Acquisitions, Mergers & Buy/Sell Agreements

Evaluating proposed business transactions to determine the most appropriate tax and legal structure of the transaction to obtain maximum tax benefits for the client. Negotiating, structuring and implementing mergers, stock and asset acquisitions and spin-offs and buying and selling businesses. Shareholders´ Agreements, consolidations, joint ventures, corporate recapitalizations, reorganizations, restructurings and entity conversions, and advising clients on the federal and state tax aspects of these transactions.

Formation of business ventures and transactions – choosing among corporations, partnerships and limited liability companies (LLC) and not for profit corporations; tax planning for start up companies.

A Buy-Sell Agreement is a contract between owners of a business (shareholders or partners) that restricts their right to transfer their ownership interest to third parties. The agreement assures the orderly succession to ownership and management of the business upon the happening of certain events, such as (1) death, (2) disability, (3) retirement, (4) withdrawal, (5) bankruptcy, (6) divorce, (7) irreconcilable differences regarding conduct of the business, and (8) an owner´s desire to sell his or her share of the business.

Buy-Sell Agreements may be used by corporations, S corporations, joint ventures, limited liability companies, limited partnerships, general partnerships, and any other type of business relationship.

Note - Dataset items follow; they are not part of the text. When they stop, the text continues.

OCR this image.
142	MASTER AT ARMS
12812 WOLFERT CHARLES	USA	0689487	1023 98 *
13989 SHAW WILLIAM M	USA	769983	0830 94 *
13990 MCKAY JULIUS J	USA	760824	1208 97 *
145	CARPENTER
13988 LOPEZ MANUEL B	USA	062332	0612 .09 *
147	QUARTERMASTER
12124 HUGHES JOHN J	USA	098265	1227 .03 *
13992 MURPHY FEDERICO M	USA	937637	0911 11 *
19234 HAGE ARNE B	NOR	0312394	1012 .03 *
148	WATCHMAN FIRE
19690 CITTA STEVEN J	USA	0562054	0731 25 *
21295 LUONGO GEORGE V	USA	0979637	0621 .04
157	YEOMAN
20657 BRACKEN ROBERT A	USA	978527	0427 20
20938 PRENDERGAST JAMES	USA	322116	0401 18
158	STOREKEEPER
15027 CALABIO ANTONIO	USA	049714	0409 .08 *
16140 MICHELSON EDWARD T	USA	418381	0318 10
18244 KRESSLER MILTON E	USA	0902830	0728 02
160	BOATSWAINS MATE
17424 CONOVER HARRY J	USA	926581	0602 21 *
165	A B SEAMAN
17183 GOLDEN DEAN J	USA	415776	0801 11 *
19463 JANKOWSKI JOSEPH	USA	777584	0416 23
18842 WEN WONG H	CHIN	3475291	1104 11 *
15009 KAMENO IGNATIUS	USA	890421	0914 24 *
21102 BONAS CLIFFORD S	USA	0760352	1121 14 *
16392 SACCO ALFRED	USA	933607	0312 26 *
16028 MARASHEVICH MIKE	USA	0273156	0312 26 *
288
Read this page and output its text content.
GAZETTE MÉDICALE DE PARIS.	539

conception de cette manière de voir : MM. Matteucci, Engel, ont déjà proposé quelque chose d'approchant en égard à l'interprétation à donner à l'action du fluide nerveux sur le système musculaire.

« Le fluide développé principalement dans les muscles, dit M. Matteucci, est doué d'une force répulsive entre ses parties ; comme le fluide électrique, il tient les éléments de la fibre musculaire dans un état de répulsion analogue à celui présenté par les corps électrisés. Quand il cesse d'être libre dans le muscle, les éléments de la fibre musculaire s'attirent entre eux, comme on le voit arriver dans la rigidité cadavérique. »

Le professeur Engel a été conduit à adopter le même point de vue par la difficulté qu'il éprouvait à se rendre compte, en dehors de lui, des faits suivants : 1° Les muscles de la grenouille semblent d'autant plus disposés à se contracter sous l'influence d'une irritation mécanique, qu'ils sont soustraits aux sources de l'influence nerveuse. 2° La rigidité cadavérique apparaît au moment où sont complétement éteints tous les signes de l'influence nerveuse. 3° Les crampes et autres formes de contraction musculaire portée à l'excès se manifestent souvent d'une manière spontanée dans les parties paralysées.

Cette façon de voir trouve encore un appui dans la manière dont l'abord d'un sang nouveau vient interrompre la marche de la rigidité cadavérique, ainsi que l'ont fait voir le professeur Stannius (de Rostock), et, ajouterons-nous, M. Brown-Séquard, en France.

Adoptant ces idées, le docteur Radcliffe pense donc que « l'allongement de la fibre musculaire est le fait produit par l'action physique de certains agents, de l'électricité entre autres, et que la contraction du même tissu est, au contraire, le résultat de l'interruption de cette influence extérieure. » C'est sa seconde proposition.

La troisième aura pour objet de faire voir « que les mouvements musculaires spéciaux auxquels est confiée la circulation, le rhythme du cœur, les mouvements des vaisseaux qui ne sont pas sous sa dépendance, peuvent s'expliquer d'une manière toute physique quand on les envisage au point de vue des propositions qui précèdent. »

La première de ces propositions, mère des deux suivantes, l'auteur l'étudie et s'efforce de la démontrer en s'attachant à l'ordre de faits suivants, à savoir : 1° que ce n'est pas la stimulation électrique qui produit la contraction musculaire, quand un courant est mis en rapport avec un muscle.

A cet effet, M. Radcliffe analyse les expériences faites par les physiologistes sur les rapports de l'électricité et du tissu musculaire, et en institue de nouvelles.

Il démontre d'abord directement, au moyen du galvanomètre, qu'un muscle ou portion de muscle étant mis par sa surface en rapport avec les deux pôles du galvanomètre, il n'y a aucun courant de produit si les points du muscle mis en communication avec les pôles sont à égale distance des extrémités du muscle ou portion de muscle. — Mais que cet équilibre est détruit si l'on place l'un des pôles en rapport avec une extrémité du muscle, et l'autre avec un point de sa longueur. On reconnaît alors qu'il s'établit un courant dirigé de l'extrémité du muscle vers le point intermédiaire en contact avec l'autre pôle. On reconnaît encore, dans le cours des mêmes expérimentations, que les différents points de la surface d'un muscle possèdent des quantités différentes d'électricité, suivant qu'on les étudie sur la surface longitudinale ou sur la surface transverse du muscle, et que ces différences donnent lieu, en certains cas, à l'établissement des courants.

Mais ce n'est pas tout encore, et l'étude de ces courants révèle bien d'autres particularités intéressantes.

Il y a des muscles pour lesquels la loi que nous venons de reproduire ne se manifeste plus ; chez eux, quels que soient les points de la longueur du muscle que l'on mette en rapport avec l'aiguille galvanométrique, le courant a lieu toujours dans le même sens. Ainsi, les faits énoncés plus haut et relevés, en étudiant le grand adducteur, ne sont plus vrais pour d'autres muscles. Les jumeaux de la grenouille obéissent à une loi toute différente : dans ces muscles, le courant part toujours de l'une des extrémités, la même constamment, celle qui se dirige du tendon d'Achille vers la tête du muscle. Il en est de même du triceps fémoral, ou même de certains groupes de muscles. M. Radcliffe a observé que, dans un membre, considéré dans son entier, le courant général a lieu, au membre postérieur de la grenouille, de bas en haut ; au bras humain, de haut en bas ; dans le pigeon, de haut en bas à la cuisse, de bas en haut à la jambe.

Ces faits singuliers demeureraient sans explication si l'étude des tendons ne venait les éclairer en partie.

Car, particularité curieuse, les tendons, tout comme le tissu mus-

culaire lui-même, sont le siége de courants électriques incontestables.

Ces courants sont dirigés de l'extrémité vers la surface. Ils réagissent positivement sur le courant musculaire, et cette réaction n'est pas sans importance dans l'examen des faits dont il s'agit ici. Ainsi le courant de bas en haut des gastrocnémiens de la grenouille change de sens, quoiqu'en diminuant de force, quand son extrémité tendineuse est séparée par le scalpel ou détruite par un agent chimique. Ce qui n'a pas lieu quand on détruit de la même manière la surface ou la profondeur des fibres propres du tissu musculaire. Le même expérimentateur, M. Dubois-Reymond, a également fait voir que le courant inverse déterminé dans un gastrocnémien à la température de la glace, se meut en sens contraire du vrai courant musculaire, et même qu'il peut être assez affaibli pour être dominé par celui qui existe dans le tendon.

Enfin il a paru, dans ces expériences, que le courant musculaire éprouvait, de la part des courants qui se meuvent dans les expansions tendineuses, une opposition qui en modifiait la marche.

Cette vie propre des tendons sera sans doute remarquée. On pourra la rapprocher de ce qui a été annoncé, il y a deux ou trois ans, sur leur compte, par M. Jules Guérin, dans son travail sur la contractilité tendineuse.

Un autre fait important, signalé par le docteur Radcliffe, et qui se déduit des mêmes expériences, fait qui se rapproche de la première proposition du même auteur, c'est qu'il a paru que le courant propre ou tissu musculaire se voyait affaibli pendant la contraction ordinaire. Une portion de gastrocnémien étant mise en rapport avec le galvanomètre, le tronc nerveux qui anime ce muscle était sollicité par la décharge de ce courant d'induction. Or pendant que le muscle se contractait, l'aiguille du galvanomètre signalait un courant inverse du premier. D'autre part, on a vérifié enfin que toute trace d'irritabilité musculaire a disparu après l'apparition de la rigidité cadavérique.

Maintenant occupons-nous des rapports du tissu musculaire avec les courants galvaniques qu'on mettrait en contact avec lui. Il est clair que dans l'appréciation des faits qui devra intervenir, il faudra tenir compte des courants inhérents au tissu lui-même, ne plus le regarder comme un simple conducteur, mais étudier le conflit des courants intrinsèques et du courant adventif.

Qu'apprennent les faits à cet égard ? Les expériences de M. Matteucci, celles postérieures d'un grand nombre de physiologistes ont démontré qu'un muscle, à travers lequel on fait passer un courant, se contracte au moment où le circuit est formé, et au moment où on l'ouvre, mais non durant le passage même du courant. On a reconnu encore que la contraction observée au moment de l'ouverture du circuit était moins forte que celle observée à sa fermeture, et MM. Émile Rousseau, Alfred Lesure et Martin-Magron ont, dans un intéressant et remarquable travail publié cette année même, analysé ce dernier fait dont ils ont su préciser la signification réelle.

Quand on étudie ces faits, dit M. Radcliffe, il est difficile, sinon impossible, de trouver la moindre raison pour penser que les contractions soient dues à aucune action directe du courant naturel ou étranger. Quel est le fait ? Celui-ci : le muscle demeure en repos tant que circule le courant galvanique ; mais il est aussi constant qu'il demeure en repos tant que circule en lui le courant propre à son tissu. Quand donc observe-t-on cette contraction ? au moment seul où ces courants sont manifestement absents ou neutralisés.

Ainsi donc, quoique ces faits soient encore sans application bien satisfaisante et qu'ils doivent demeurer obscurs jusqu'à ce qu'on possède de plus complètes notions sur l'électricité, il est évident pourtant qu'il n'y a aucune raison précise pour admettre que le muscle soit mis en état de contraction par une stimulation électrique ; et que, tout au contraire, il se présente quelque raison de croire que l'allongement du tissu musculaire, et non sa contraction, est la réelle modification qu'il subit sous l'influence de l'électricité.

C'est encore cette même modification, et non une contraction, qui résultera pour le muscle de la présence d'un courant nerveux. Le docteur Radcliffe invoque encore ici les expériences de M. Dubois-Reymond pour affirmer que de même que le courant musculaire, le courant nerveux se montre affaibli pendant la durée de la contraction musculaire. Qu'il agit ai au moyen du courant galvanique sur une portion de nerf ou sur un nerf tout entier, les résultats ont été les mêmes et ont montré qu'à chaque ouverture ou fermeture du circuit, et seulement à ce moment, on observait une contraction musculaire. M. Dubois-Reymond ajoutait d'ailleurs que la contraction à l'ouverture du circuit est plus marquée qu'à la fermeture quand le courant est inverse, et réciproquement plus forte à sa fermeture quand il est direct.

Drafting Buy-Sell Agreements for one or more of the following reasons:

  1. To create a market for the interest and provide liquidity to the owner or the owner´s family after the business owner dies.
  2. To avoid conflict among owners. The owners can agree beforehand that if one of them leaves the business, that person´s interest will be purchased by the surviving owners or the business itself.
  3. To fix estate tax values. Owners may feel that IRS will set an unrealistically high value for the interest of a closely held business, and that having a legally binding Buy-Sell Agreement in place will establish the value agreed upon between the parties to the agreement.
  4. To agree on a method for valuing an owner´s interest in the event of retirement, disability, termination of employment, and other circumstances.
  5. To establish the funding mechanism and payment terms in the event of a buy-out.
  6. To restrict the transfer of ownership of the entity, including preventing a former spouse or creditor from becoming a shareholder.